A las nueve y veintitrés estaba bajándome del taxi. Ella estaba sentada en una de las mesas del fondo. Se quitó los lentes oscuros.

—No esperaba que hubieras visto esa película —fue lo primero que soltó al verme.

Olía delicioso, igual que la noche anterior.

—La vi y me pareció genial.

No hubo un «buenos días, ¿cómo estás?», «hola, ¿qué tal?» ni nada parecido. Fue directo y eso le daba un toque de actitud. Carácter.

—Yo nací un año antes que se estrenara. Aunque cuando lo hizo fue un escándalo.

—Hubiera querido verla cuando se estrenó. Así como ver otras tantas que ya son clásicas.

—Fueron maravillosas.

—Lo siguen siendo.

Pedimos los cafés.

—¿Entonces te sentís Benjamín y cuando subiste al taxi escuchaste que sonaba de fondo The sound of silence de Simon y Ganfurkel? —preguntó con sarcasmo. Tenía ese extraño brillo en los ojos que me petrificó.

—Ni más ni menos, pero creo que la escuché la mañana del día que te conocí mientras caminaba por la calle —le dije sin titubeos.

—Sos fuerte. ¿Te parece que soy la señora Robinson?

—Pues sí, en versión tropical.

Soltó una carcajada. Luego encendió un cigarro y fumó como la protagonista de la película.

Hubiera querido que estuviera encima de una banca y abriera las piernas, mientras imitaba cada gesto de la señora Robinson.

Los cafés llegaron.

—Tal vez si vivieras en una casa aparte pudiera convertirme en ella.

Sorbimos el café.

Pasé veintitrés años de mi vida para poder soltar las palabras que dije en ese momento, aunque imaginé que se levantaría ofendida, se iría no sin antes darme una cachetada bien merecida. Era cierto que su coqueteo era tácito, pero con las mujeres nunca se sabe.

—Eso se puede resolver.

—Decime cómo.

—Puedo buscar una hoy mismo.

—Hacelo.

—Pero antes...

—Qué.

—Un motel.

Era mi última carta y temblé al decirlo.

—Decime la dirección y nos vamos.

—Sobran en el by pass.

—Terminá el café y nos vamos.

***

Estaba desnuda frente al espejo. Tenía frente a mí una mujer de belleza telúrica. En su espalda terminaba el cielo y empezaba el mar. Me ahogué y morí. Y viceversa. Ni Sonia Braga sería capaz de competir con lo que tenía frente a mí.

—No sabía que fueran así de limpios y espaciosos.

No supe si debía creerle.

—No imagino a cuántas has traído a este sitio.

No dije nada.

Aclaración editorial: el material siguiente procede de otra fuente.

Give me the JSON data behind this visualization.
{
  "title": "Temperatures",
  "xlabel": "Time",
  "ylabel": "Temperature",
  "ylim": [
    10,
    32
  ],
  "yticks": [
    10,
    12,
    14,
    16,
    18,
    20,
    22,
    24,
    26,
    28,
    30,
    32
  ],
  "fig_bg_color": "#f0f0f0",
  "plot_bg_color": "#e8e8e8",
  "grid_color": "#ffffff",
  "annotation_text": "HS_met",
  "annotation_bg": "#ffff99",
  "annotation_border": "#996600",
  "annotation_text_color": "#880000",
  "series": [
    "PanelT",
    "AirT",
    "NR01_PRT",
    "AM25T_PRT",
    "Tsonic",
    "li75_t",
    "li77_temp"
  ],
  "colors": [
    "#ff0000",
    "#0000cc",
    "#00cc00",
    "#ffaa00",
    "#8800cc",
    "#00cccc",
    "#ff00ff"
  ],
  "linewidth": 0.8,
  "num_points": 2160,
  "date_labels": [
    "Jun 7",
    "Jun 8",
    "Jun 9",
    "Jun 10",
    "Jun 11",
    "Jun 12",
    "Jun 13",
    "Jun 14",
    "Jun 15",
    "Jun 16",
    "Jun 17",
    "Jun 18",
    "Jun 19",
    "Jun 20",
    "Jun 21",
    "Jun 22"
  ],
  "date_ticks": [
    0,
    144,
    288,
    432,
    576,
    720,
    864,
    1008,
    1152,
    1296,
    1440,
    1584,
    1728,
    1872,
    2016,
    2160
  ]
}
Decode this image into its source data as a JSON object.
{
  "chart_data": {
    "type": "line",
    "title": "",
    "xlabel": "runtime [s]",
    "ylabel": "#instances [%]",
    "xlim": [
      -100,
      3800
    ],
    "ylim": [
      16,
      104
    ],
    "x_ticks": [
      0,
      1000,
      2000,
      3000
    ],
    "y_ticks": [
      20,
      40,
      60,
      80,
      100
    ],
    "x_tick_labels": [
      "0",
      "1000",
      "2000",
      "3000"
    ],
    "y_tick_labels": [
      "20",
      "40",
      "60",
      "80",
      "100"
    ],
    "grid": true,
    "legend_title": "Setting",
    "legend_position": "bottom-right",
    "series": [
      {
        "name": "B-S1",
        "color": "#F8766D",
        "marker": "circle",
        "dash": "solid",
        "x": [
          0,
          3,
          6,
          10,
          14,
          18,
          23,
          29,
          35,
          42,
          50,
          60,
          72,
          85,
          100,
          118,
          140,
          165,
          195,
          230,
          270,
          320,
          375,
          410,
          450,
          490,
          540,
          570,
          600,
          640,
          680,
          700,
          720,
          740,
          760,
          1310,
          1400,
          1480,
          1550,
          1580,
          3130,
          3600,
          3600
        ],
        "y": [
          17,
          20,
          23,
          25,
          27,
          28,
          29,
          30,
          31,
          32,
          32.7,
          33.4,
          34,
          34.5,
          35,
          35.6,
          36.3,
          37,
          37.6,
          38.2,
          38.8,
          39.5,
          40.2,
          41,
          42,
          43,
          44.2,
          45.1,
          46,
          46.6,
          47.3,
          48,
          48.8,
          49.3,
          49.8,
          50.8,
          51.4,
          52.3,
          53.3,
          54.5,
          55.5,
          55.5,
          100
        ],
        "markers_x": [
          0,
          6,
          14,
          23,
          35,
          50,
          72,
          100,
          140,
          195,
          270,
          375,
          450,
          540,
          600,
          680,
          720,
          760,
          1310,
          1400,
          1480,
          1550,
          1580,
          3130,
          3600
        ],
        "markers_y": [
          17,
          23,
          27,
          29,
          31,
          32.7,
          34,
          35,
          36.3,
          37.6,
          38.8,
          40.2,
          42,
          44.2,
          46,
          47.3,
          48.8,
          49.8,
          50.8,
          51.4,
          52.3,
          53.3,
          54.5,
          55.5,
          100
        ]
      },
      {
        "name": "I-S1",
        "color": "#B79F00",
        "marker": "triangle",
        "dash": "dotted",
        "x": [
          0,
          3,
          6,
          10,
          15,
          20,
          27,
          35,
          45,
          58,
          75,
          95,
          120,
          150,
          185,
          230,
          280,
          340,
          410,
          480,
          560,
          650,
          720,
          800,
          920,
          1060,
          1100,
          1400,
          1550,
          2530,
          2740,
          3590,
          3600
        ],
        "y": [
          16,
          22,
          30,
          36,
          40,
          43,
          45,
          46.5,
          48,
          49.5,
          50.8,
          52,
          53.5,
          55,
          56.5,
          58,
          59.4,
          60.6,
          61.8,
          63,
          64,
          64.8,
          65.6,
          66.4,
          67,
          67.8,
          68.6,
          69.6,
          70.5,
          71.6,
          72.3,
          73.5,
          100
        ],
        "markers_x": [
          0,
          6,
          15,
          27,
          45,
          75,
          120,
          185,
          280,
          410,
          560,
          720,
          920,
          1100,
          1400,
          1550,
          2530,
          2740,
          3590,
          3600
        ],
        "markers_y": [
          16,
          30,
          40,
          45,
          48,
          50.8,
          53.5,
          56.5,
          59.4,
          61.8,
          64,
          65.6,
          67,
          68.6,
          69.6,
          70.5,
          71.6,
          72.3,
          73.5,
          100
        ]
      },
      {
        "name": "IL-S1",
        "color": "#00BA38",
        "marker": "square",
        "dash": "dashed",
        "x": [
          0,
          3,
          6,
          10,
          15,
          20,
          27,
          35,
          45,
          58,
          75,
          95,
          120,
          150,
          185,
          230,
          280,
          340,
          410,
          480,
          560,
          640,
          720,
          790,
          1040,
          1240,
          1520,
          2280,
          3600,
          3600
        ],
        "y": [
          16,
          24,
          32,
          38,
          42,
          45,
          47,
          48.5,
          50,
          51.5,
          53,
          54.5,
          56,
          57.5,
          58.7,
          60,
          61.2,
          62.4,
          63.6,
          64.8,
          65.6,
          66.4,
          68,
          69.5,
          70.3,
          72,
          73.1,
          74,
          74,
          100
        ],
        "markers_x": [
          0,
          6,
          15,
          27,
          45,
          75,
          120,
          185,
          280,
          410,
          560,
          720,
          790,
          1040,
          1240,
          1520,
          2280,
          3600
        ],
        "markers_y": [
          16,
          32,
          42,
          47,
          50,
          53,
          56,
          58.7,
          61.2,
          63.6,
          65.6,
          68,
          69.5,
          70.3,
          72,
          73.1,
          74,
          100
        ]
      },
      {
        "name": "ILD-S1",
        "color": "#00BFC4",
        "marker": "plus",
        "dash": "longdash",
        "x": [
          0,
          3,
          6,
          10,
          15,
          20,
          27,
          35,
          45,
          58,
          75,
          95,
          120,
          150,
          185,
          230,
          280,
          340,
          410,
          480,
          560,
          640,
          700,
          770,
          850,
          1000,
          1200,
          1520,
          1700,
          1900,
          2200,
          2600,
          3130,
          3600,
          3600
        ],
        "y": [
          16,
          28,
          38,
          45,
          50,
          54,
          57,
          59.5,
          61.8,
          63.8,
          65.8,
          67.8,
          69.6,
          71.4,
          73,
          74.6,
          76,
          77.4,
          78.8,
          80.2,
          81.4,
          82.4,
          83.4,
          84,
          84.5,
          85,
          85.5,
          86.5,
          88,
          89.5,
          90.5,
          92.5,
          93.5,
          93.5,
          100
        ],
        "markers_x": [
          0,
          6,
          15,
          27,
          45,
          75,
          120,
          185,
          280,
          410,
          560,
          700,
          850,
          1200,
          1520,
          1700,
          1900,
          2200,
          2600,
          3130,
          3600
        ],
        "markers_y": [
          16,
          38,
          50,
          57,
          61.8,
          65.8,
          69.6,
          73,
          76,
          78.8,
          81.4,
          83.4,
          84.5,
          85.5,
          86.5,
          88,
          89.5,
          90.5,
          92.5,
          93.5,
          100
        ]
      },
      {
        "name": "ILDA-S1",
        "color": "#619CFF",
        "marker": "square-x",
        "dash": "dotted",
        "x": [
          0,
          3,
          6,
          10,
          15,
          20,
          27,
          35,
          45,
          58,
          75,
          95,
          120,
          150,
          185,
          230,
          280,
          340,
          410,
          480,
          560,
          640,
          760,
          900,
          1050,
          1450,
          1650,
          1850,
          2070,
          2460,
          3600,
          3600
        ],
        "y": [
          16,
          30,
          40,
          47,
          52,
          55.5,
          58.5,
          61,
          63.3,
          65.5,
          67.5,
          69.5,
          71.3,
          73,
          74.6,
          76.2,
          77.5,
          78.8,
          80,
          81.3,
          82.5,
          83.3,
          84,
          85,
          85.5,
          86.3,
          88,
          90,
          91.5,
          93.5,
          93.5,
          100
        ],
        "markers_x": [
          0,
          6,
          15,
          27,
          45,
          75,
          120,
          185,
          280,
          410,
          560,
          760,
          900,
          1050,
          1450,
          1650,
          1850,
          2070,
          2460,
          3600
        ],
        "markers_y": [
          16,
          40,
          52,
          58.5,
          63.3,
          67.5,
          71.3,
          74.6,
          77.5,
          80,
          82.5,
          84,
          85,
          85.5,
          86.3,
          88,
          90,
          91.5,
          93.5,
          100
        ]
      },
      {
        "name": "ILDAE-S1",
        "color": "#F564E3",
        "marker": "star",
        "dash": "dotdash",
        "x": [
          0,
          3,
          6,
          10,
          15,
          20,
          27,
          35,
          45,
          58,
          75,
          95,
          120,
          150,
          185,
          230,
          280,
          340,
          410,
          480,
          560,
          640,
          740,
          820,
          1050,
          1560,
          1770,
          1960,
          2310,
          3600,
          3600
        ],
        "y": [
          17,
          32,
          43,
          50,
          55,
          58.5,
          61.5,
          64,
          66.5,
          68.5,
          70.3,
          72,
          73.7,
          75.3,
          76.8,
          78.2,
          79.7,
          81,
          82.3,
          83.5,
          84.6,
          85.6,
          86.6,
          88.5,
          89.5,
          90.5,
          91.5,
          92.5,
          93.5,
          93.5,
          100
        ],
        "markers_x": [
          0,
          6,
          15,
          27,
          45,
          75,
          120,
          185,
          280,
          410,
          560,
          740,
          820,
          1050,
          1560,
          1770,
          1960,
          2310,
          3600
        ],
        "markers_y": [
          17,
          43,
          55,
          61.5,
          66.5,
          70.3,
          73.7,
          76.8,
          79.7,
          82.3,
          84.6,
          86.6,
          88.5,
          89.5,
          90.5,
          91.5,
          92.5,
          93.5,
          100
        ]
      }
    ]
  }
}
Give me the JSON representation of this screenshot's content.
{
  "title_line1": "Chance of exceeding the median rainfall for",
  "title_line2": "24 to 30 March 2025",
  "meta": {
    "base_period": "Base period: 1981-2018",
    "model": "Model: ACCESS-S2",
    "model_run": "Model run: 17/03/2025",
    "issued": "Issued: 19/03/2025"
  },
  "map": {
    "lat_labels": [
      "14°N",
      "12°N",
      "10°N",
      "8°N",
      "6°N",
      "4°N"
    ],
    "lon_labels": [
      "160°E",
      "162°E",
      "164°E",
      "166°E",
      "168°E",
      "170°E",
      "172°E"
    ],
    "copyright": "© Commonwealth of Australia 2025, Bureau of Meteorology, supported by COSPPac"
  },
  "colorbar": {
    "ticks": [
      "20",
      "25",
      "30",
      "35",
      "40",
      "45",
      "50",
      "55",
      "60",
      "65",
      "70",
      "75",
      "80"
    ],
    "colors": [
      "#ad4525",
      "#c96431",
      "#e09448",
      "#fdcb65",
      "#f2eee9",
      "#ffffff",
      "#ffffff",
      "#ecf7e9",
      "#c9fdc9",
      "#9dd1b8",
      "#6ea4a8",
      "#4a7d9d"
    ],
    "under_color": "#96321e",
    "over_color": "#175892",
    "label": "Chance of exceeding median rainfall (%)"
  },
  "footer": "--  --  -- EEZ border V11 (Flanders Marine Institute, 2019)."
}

Me acerqué a ella y la besé.

—Es la primera vez que me besa un escritor.

Subimos a la cama.

Y yo que la llevé al río creyendo que era mozuela —dije, burlándome de lo que pasaba.

Supo que estaba quemándome. Ella también lo hizo.

—Espero encontrés otro sitio para vernos —me sentenció.

Once días después localicé una casa para alquilar.

—Ahh... Por favor no volvás a citar a García Lorca; me dio escalofríos —me regañó mientras se sujetaba el brasier.

—Fue lo primero que se me ocurrió por tu condición de casada.

—Lo imaginé.

—Aunque...

—Qué.

—Quería decir otra cosa.

—Ajá, decime.

Una gota de anís resbala sobre tus muslos, con la indiferencia de un barco que se aleja.

Volvió a subirse a la cama.

—Ése me gustó más. ¿Es tuyo?

—No —le confesé.

—No importa. Es precioso.

Te debo una Eliseo Alberto, me dije. En Caracol Beach había encontrado la cita, aunque no era propia del cubano.

***

Las cosas estaban claras: ella ponía las condiciones y yo la disposición. Ella daba horario y yo, el aposento. Sencillo, ¿no?

Me enviaba un mensaje de texto, si yo lo respondía en el acto, me llamaba citándome en otro sitio de la ciudad, para comer, tomar café o beber en un bar; jamás repitió lugares; si no lo respondía, me mandaba otro mensaje cinco minutos después dándome sus coordenadas en la próxima hora. Allá yo si llegaba.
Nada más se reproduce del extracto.